Photonic spin Hall effect in $\mathcal{PT}$-symmetric non-Hermitian cavity magnomechanics

Abstract: Non-Hermitian cavity magnomechanics (CMM), which incorporates the magnon-photon and magnon-phonon interactions simultaneously, enables rich physical phenomena, including exceptional-point-enhanced sensing, and offers pathways toward topological transitions and nonreciprocal quantum transformation. These interactions exert a pivotal influence on the optical response of a weak probe field and pave the way for novel applications in quantum technologies. In this work, we consider a yttrium-iron-garnet (YIG) sphere coupled to a microwave cavity. The magnon mode of the YIG sphere is directly excited through microwave field coupling, whereas the cavity mode is probed via a weak-field interrogation scheme. The direct interaction of a traveling field with the magnon mode induces gain in the system, thereby establishing non-Hermitian dynamics. The parity-time (PT)-symmetric behavior of a hybrid non-Hermitian CMM is designed and investigated. Eigenvalue spectrum analysis demonstrates that a third-order exceptional point (EP_3) emerges under tunable effective magnon-photon coupling when the traveling field is oriented at an angle of π/2 relative to the cavity's x-axis. The photonic spin Hall effect (PSHE) in a reflected probe field is subsequently examined in such a system.
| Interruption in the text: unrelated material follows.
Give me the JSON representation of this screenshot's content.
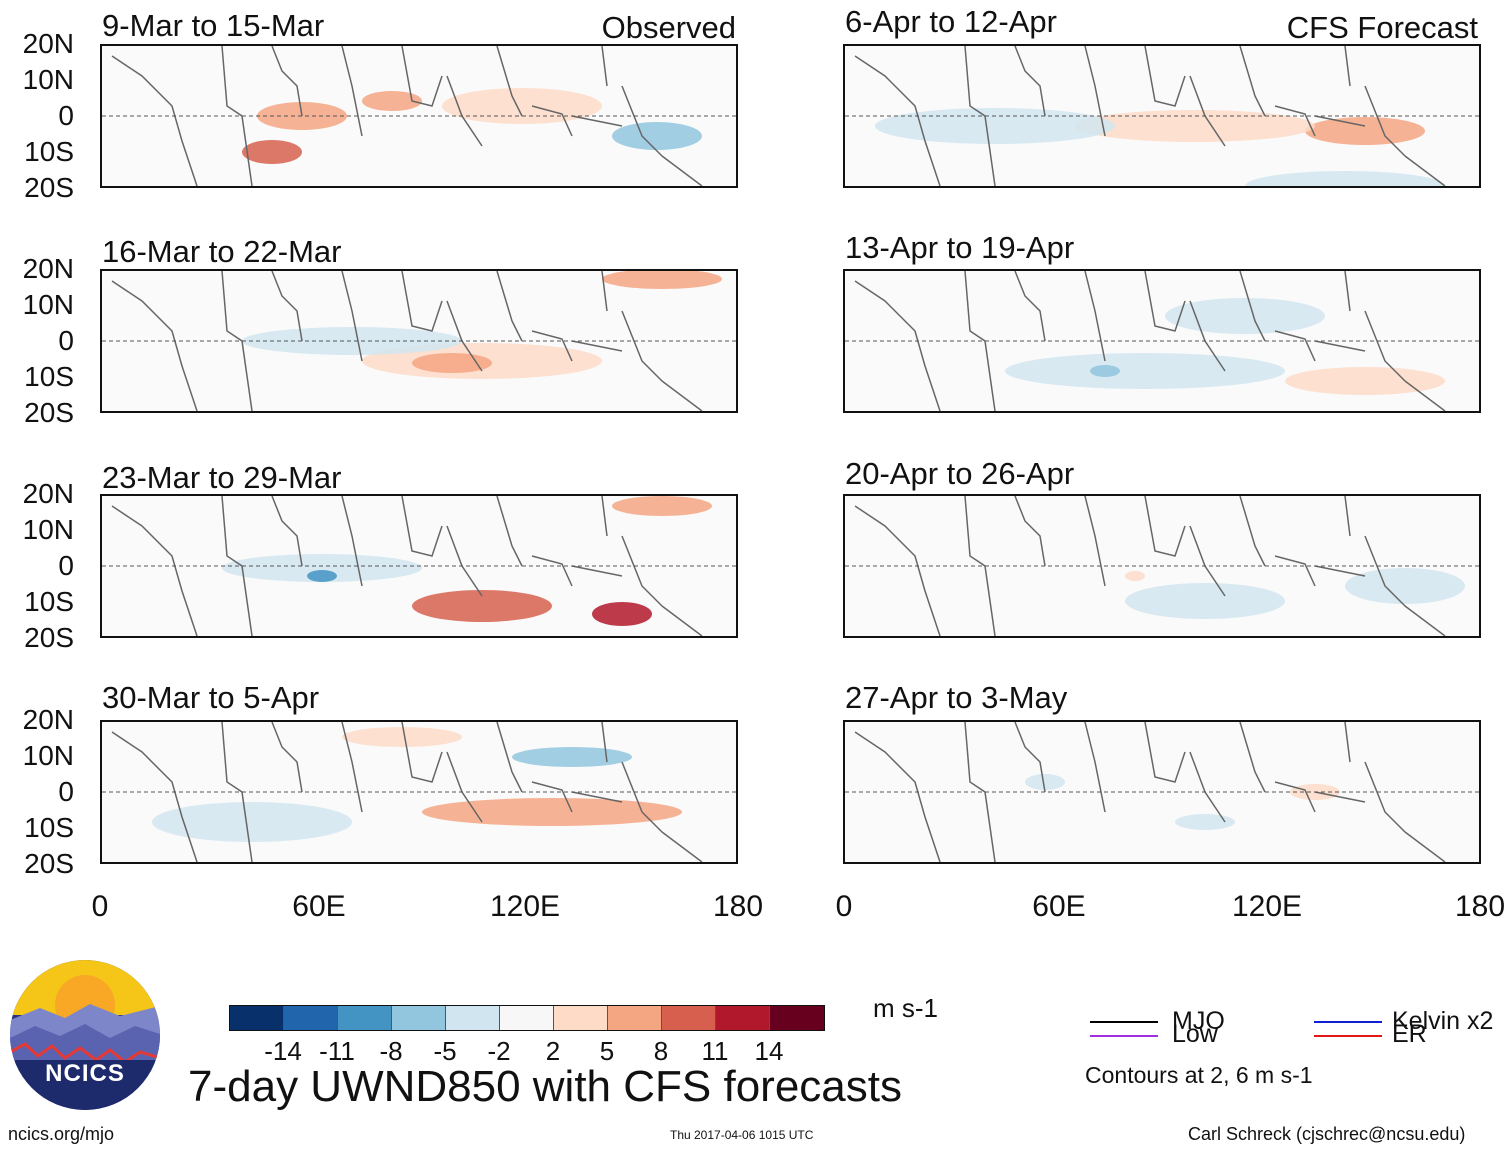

Under balanced gain and loss conditions and in the presence of effective magnon-phonon coupling, tunable effective magnon-photon coupling enables coherent control of the PSHE across the broken PT-symmetric phase, at the EP_3, and in the PT-symmetric phase. Investigation reveals that the PSHE can be significantly enhanced or suppressed via effective magnon-photon coupling. The influence of intracavity length on the PSHE is further explored, providing an additional parameter for fine-tuning the transverse shift. These findings establish a direct correspondence between the PSHE and the underlying non-Hermitian eigenvalue spectrum.